FARMINGTON — Two years ago at about this time Davis Health officials approached the County Commission requesting a referendum to fluoridate the county”s drinking water systems be placed on the November 2000 ballot.

Permission granted.

On Tuesday, fluoridation opponents are hoping to receive similar treatment from the commission on their request for a countywide Nov. 5 revote on that same referendum.

The commission is expected to address the request at its regularly scheduled 10 a.m. meeting at the County Courthouse in downtown Farmington.

The commission will have the option of either rejecting, ignoring or approving the petition. But regardless of its action, unless the clerk”s office is advised otherwise by legal counsel, the revote will appear on the November ballot.

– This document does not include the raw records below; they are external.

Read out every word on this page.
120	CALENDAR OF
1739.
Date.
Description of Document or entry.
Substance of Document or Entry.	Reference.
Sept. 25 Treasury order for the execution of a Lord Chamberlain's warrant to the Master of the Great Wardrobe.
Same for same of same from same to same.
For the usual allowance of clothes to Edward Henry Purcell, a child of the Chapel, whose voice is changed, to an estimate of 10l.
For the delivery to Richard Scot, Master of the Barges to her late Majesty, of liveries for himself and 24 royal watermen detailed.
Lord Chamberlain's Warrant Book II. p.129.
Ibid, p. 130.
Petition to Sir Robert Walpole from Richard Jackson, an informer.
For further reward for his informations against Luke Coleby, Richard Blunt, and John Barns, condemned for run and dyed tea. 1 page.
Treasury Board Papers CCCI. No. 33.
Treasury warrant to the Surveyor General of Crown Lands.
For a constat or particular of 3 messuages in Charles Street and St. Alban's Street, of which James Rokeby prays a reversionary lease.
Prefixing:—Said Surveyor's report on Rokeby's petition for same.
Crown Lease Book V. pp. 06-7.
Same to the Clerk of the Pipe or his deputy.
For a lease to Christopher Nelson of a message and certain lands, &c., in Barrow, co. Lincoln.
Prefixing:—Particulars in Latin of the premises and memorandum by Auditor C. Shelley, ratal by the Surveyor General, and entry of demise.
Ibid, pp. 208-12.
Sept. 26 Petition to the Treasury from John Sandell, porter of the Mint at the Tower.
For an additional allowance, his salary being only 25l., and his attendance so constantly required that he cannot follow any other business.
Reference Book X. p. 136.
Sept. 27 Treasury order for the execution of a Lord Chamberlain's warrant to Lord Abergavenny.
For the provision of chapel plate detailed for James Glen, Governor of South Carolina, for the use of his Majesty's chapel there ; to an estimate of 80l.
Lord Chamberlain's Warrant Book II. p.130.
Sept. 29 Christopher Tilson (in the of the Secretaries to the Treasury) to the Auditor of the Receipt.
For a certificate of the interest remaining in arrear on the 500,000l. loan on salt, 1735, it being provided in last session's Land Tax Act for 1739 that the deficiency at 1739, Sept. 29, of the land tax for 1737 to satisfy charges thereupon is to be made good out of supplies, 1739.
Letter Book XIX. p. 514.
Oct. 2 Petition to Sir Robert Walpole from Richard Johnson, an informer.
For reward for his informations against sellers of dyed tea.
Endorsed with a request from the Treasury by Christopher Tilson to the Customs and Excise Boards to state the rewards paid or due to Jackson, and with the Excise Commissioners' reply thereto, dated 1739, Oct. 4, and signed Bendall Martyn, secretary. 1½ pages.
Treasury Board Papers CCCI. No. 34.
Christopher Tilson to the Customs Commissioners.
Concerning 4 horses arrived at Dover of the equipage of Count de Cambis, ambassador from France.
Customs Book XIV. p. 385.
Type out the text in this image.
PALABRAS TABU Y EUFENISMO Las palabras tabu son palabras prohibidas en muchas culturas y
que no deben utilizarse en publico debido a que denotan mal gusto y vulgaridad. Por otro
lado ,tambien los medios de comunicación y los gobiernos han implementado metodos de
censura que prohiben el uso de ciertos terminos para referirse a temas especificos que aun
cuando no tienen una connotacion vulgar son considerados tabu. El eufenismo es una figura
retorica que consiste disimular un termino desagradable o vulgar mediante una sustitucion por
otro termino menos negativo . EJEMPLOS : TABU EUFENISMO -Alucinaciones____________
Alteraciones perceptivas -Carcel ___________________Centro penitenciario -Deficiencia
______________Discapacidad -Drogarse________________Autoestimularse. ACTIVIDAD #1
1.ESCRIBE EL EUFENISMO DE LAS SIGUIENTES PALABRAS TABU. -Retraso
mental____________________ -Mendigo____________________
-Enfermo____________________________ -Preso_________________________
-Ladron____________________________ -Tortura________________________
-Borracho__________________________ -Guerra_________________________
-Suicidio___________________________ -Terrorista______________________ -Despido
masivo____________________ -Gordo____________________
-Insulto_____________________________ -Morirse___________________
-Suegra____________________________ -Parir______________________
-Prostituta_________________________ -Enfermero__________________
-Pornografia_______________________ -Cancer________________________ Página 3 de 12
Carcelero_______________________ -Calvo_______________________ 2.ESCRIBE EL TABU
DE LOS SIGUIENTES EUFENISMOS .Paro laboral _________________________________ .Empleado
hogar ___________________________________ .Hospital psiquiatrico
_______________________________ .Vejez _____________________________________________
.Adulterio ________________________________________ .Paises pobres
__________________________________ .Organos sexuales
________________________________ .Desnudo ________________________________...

By collecting about 9,700 certified signatures from registered voters, fluoride opponents appear to have successfully challenged the 2000 election results to force a revote. In 2000, voters approved fluoridation by a 52 to 48 percent margin.

Fluoride opponents say questions swirling around the climbing costs of implementing fluoride helped lend support to their cause.

Health officials admit that early cost projections of adding one part fluoride per million to the drinking water were on the low side. But for “the cost of a couple of Big Mac sandwiches” per person, fluoridation remains a bargain in preventing tooth decay in children, proponents claim.

Centerville resident Richard Brown, who organized through his own petition a citywide revote on fluoridation, only to see fluoride approved a second time by about the same vote margin, said it would likely help the cause of fluoride opponents if the commission endorsed the petition.

Brown is encouraged that five of the county”s elected officials signed the petition calling for a countywide revote, including County Commissioner Dan McConkie.

But gaining the commission”s approval for a revote appears to be anything but a slam-dunk.

County Commissioner Michael J. Cragun said the commission has not yet determined how it will vote on the petition as it awaits legal counsel from county Chief Civil Deputy Attorney Gerald Hess.

But Utahns for Better Dental Health officials say they will legally challenge the petition should the commission allow the revote to reach the ballot.

The organization”s attorney, David Irvine, said fluoride opponents followed the wrong section of Utah law when they prepared the petition, needing instead a referendum petition, which requires a filing within 35 days of the passage of the 2000 vote.

“They failed to act on time, and their petition cannot now lawfully be voted on,” he said.

Kaysville resident Dave Hansen, one of 200 citizens who collected signatures for the revote petition, said he believes the threat by Utahns for Better Dental Health is just “bluster,” while he remains uncertain how the commissioners will respond to placing the revote referendum on the ballot because the subject is such a hot potato.

“I don”t think they are going to want to offend either side,” he said.

Should the commission fail to place the referendum on the ballot, Hansen said, the signature petition certified through the clerk/auditor”s office will still force a revote.

“It does not matter to us,” said Hansen, confident the outcome of the revote will be different than the original 2000 referendum. “I have very high confidence this will change.

“If for no other reason, Hansen said, the revote will swing in favor of opponents because of questions centering around the rising cost of implementing fluoridation.

Centerville City leaders have claimed fluoridating its wells will cost $300,000 to $400,000, while Weber Basin Water Conservancy District officials are requesting the health board extend its mid-October deadline to have fluoride in north Davis County until after the revote, to avoid awarding a $700,000 contract for fluoride implementation work that may not be necessary.

“A lot of these opponents are people that have changed their mind since the election,” Hansen said.